Apego emocional à música temporária na montagem — frequentemente dificulta a aceitação da composição final.
Detalhes Técnicos
As trilhas temporárias (Temp Tracks) são tipicamente inseridas na linha do tempo na fase de edição bruta em 48 kHz/24 bits e sincronizadas com imagem e diálogo. As músicas utilizadas geralmente vêm de bibliotecas de trilhas sonoras de filmes existentes, composições clássicas ou álbuns comerciais. Em softwares como Avid Media Composer ou Adobe Premiere, elas são criadas como faixas de áudio separadas, muitas vezes com marcações de timecode para referência posterior. As versões temporárias são exportadas por padrão em ProRes 422 ou DNxHD com a trilha temporária "queimada" (embutida) para exibições.
História e Desenvolvimento
O uso sistemático de músicas temporárias (Temp Music) se consolidou no início dos anos 1970, quando George Lucas utilizou canções pop já existentes em "American Graffiti" (1973) e as manteve no filme final. Steven Spielberg reforçou essa prática em "Tubarão" (1975), usando peças de música clássica como trilha temporária. O termo "Temp Love" em si foi documentado pela primeira vez em 1987 pelo supervisor musical Budd Carr. Com a digitalização da pós-produção a partir dos anos 1990, o problema se intensificou, pois a Temp Music podia ser aplicada de forma mais fácil e precisa.
Uso Prático no Cinema
Casos clássicos de "Temp Love" são vistos em "2001: Uma Odisseia no Espaço" (1968) de Kubrick, onde as peças clássicas originalmente destinadas a serem placeholders substituíram a música original encomendada de Alex North.
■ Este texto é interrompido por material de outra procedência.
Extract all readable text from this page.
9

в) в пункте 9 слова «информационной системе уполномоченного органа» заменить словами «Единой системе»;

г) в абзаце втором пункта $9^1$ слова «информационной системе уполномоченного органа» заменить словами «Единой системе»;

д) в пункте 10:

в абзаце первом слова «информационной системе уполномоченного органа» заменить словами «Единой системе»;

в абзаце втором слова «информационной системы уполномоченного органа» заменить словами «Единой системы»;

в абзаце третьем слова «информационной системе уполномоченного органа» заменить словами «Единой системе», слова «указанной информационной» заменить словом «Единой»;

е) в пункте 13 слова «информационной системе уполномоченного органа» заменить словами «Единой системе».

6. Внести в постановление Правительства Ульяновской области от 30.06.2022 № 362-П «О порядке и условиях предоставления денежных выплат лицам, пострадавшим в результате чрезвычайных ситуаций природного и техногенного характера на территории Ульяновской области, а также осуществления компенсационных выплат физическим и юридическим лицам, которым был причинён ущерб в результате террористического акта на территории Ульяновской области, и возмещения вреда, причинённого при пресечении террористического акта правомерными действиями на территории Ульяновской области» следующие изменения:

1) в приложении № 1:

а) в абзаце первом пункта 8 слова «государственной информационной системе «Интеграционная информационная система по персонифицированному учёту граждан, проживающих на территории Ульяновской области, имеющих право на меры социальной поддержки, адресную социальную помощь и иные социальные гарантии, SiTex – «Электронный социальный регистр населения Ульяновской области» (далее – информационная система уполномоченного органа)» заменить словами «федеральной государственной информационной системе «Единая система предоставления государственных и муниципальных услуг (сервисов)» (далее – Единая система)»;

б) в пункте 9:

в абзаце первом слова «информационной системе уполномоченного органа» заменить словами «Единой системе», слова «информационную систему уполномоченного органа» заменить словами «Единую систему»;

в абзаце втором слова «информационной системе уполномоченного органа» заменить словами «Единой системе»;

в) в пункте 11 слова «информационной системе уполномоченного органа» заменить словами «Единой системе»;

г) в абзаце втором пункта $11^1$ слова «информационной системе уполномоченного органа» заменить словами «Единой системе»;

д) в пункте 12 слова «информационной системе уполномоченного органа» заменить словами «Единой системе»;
Em "Apocalypse Now" (1979), Coppola manteve a "Cavalgada das Valquírias" de Wagner em vez de uma nova composição. Exemplos modernos são encontrados nos filmes de Christopher Nolan, onde Hans Zimmer muitas vezes precisa trabalhar contra trilhas temporárias estabelecidas de outros compositores. O fluxo de trabalho típico prevê que os compositores recebam a versão temporária como referência, mas frequentemente recebem a instrução de "esquecer" essa direção musical.
Comparação e Alternativas
"Temp Love" difere do uso consciente de música já existente (Source Music) pelo fato de ter sido originalmente pensada apenas como provisória. Como alternativa, a partir dos anos 2000, os estúdios desenvolveram "Temp Scores" – peças musicais licenciadas, compostas especificamente para fins temporários. Ferramentas de colaboração remota como o Frame.io permitem hoje que os compositores sejam envolvidos já durante a fase de edição, para evitar o "Temp Love". Algumas produções agora utilizam mock-ups da música original planejada como trilha temporária, reduzindo assim o apego emocional a material alheio.